Итак, промежуточность между двумя географиями: ежедневный утренний ритуал еще не тяготит, смена времен года по-прежнему волнует; шарик все еще бежит по кругу, пущенный уверенной рукой, еще рябят фишки на зеленом разграфленном сукне, еще не вытолкнута в щель твоя неразменная банкнота, и новое случайное чувство представляется неизбежным. Замоскворечье — место свидания, — здесь некогда проходила дорога из Кремля в Орду (потом ее обставили византийскими храмами); время столкновения осени и весны, но — оплодотворение невозможно, разрешено лишь касание, и набухает капля под носом простуженного крана; острие иглы воткнуто между двумя великими континентами; равновесие неустойчиво, кратка тишина между проворным скоком часов, между двумя ударами хрупкой мышцы, нагнетающей кровь в эту вот жилку на виске; и слеза готова оборваться и покатиться по щеке.

Главы из романа

«Дорога в Рим» (1995)

ГУЛЯ

Трудно было найти что-нибудь грязнее этого уличного кота — я не говорю о человекообразных обывателях — в том северокавказском городишке, и именно его-то она и подхватила на руки, прижав к своему светлому платью.
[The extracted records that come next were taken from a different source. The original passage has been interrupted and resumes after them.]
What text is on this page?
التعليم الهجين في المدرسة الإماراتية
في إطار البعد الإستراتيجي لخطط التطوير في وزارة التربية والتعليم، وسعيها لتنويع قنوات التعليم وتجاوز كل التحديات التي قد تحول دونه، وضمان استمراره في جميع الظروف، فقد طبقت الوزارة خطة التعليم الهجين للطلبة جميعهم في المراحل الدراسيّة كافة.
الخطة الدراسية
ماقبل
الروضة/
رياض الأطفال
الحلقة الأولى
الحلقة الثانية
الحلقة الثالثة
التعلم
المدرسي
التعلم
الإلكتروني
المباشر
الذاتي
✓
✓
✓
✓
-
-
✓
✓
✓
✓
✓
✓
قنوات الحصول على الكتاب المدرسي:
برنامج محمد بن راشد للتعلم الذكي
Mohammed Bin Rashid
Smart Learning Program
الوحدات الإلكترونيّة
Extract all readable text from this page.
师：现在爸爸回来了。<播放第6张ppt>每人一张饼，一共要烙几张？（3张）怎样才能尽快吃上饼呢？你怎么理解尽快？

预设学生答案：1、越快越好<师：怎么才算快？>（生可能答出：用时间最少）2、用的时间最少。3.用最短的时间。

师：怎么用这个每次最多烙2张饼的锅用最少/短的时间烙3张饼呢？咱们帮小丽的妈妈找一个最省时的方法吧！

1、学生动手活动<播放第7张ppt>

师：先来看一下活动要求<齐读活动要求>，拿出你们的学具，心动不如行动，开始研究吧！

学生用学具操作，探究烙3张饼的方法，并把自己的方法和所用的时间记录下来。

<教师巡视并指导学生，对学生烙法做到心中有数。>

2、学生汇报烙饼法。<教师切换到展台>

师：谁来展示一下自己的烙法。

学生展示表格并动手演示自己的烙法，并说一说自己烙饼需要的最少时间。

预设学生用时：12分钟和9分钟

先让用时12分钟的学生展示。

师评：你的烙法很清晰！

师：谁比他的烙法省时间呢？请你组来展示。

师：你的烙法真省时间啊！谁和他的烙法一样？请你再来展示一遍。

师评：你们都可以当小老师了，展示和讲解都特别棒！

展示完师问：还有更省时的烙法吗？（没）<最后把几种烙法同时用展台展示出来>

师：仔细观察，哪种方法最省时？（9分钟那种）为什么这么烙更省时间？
Мы приехали искать клад. Много золота, бриллиантов, старинных украшений, которые ее бабка впопыхах запихала в нишу кирпичного борова печной трубы, прежде чем отплыть в Константинополь. Три дня жили в мотеле при дороге из аэропорта в центр, шлялись по опасным грязным кабакам, два раза были в Церкви, где она ставила свечи, молилась неизвестно за кого и неумело, она была атеисткой; сейчас она прижимала к груди это отродье со спутанной шерстью в парше, с отчетливым запахом гнилой рыбы от пасти, В нищенском трущобном полусвете я видел, что по ее щекам стекают слезы.

Плакала она и в церкви; и когда мы впервые вышли к разлапистому одноэтажному красного кирпича особняку, отданному советской властью под больницу, кажется, МПС; и даже когда я воспротивился стоять в длиннющей пахнувшей женским потом и кишевшей чумазыми детьми очереди за мороженым, — доказывала мне, что ей как раз необходимо выстоять эту очередь на жаре со всеми людьми. Позже, узнав ее ближе, я стал догадываться, что во всем этом — чем сентиментальной ностальгии — было больше социального самоуничижения.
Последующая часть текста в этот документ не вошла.